2) Matching that with a long term supply
3) donating to the local food banks (to save room and make room for the new supply)
This might take me a while, but I’m going to take notes during this process, and maybe it’ll help others that are prepping.
I made my biggest mistake on pre-packaged kits. They can be loaded with too many carbs for a diabetic, someone who’s gluten free, another condition, or have foods you’d never use. There can be different needs for each individual within a family unit. Some even store food for feeding others they know, such as churches, communities, etc…
Following other articles on this site such as “how much food you’ll need for the next 6 months”, and others, have helped me rethink this process.
I want to thank everyone of you for your input.
Arizona Dave,
Your comment was very interesting.
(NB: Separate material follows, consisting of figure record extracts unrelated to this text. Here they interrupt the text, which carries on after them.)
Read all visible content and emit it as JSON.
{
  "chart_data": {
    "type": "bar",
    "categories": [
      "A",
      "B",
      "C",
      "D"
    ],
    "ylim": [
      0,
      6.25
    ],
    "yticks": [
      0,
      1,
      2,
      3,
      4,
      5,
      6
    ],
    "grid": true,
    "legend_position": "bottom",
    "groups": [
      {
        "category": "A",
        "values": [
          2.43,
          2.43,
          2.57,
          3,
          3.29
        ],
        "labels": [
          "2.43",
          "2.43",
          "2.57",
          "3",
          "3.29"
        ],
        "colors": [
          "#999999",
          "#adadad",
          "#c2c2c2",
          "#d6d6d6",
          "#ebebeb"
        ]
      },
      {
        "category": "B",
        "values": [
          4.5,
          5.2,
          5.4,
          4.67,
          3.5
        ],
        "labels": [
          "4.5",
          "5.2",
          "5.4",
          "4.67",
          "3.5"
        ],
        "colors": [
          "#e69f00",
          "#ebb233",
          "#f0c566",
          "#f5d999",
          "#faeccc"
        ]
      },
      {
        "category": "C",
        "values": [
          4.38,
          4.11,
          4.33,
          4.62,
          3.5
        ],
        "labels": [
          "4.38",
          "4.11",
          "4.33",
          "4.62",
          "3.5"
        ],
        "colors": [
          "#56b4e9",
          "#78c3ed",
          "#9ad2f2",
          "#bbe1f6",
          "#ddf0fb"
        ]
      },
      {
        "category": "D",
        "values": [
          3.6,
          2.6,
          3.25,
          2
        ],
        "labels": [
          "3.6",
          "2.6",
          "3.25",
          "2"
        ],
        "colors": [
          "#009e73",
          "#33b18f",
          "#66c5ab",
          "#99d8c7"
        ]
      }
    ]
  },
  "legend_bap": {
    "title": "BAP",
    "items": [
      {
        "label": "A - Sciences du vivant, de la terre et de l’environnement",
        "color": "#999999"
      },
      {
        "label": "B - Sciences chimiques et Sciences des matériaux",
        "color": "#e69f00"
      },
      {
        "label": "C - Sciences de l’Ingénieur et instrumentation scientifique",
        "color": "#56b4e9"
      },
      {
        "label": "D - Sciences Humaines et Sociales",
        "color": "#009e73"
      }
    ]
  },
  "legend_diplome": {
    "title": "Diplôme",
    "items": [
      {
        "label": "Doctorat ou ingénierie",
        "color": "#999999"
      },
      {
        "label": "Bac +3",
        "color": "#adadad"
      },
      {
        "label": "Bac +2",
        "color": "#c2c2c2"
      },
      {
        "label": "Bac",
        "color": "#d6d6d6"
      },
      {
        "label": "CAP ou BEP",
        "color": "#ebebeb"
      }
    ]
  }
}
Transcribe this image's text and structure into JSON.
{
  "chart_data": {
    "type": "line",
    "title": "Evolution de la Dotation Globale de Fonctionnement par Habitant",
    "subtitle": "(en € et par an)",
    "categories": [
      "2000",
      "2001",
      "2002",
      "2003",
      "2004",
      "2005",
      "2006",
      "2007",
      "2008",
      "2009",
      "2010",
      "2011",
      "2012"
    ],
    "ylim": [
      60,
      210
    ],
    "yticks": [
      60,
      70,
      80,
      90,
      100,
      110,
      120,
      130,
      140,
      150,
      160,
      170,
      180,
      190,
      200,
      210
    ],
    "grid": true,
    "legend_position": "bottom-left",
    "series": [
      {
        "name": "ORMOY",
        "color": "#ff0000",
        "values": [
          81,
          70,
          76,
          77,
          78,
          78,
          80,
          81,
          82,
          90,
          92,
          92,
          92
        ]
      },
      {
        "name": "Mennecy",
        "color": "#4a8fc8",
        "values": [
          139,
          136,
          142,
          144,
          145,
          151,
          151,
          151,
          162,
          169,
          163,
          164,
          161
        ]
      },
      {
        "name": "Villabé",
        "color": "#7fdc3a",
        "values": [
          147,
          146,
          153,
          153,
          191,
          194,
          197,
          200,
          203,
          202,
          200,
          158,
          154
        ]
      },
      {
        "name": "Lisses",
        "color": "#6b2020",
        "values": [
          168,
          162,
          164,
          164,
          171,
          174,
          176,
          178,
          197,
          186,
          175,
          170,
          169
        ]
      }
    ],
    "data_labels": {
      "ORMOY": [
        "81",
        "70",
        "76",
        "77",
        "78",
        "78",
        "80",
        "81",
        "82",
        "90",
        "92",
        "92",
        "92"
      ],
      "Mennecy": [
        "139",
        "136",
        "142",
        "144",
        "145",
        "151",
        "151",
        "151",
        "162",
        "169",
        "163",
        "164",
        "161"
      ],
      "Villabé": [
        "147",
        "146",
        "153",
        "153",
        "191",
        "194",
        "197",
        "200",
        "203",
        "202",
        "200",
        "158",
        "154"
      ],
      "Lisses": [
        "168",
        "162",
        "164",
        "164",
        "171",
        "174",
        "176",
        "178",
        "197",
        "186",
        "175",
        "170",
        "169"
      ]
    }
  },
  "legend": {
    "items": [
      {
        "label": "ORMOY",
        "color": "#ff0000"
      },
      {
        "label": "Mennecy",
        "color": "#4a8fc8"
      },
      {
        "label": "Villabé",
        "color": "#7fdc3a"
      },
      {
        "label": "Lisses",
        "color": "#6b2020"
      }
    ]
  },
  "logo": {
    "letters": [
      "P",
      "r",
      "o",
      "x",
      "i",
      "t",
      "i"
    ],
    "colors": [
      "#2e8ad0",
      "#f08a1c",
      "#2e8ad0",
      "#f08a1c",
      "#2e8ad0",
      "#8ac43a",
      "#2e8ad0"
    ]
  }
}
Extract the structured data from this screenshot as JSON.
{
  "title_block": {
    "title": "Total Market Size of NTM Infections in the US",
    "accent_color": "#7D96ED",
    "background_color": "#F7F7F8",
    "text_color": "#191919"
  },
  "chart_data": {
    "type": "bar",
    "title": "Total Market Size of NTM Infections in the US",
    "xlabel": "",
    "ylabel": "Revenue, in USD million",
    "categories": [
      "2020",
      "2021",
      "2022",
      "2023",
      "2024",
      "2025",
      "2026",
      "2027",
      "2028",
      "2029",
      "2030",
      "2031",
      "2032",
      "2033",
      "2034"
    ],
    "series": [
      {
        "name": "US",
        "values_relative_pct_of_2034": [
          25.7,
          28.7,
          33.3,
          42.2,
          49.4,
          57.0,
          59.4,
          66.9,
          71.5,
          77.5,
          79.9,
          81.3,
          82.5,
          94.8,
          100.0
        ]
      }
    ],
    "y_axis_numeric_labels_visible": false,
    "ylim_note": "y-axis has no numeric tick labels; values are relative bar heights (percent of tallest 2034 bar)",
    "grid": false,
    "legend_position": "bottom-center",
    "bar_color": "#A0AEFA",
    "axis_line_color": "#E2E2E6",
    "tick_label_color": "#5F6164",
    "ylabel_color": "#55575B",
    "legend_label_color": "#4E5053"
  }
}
I admire your willingness to do this review which had to be a big job. Perhaps there was an article on supply management, but if so, I missed it. I’m not necessarily talking about spreadsheets for the really well-stocked, but maybe talking about monitoring what you have, what to do to make sure everything is still viable, but how to recognize holes in your stores or, like for you, recognize the need to tweak what you have. Thanks for your article?